Rick Porcello

Game 127 Recap: Red Sox 3, White Sox 0

Rick Porcello returned from nearly a month-long hiatus to deliver seven shutout innings against the White Sox, matching perennial Cy Young contender Chris Sale pitch for pitch. Sale exited after seven scoreless, and Travis Shaw promptly greeted reliever Nate Jones with a two-run blast down the right field line.

Top Play (WPA): Shaw’s homer, like, by a lot. Shaw’s two-run, go-ahead shot (+.400) was worth more positive WPA than the next nine plays combined. The Red Sox first basemen took a first-pitch 97 mile-per-hour fastball, well located low and inside, and redirected it towards its eventual landing spot 400-some feet away in the right field bleachers. Here, watch it again.

It’s tough to get a read on Shaw’s long-term fit in Boston. His minor-league performance doesn’t really jump out at you — he struggled in Double-A as a 23-year-old in 2013, and he didn’t exactly fare much better in parts of two seasons in Triple-A Pawtucket over the last two years. So far in the big leagues, however, it’s been a different story, as Shaw has posted a shiny .312/.356/.591 slash line in 101 plate appearances. The numbers will eventually come back to earth, but who knows, maybe he’s Brian Daubach Version 2.0.

Bottom Play (WPA): The White Sox had good scoring chances in both the fifth and sixth innings, but Porcello worked out of both jams unscathed. In the fifth, with one out and runners on the corners, Tyler Flowers flied out to shallow right field (-.089), failing to drive in the runner. In the sixth, with two outs and runners at second and third, Porcello got Adam LaRoche to fly out to center field (-.087), preserving the shutout.

Chris Sale also worked out of a number of jams. In the second inning, the Red Sox loaded the bases for Hanley Ramirez with two down. Sale worked Ramirez up and away with hard stuff all night, and in this at-bat, he got Hanley to swing through a 1-2 fastball to end the inning.

Key Moment: The real winner here is Shaw’s home run, but we already discussed that. In the bottom of the fifth, the White Sox had runners on the corners with two outs. Porcello induced a weak grounder off the bat of Tyler Saladino toward the hole between first and second, and Josh Rutledge, picked up in the Shane Victorino trade, made an outstanding barehanded flip to get the out. Rutledge was shading Saladino toward second base, too, which meant he had to run a long way just to get to the ball. Dustin Pedroia would be proud. Give credit to Shaw, as well, for realizing that his best move was heading to first base rather than trying to field the grounder.

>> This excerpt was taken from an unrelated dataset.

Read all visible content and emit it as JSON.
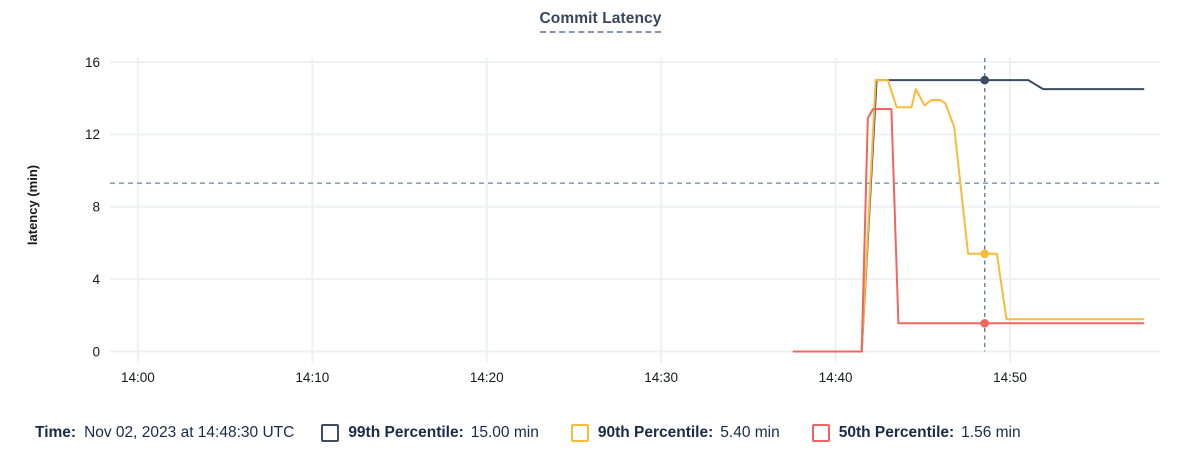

Trend to Watch: The likely tinkering the Red Sox did with Porcello during his absence seemed to work. According to Brooks Baseball, Porcello upped his sinker usage from 34 percent during his previous 2015 starts to 46 percent last night. He also peppered the lower regions of the strike zone, particularly with his sinker, as you can see here. Whatever Porcello was trying to do earlier in the season — throw more four-seamers and get more strikeouts, it seemed — wasn’t working. Perhaps he just functions optimally as low-strikeout, high-groundball kind of guy, and even if that accompanies a high-threes/low-fours ERA, it sure beats the iteration of Porcello we saw from April through July.

Of course, it’s only one start. Porcello threw seven solid innings against the Tigers on July 24th, just five days before he allowed 10 hits in two innings against the White Sox in his final start before hitting the disabled list. Everything might not be fixed yet, but one good start is better than one bad one. There’s hope here.

Coming Next: The Red Sox get Thursday off before meeting the unstoppable force that is the New York Mets on Friday night. The Mets have won six straight, outscoring their opponents 64 to 35 during that stretch. Yeah, the Mets. They’re gonna be tough. Boston will get Matt Harvey, Jacob deGrom, and Noah Syndergaard in the three-game weekend series. On Monday the Red Sox return to Fenway for a three-gamer against that other New York team.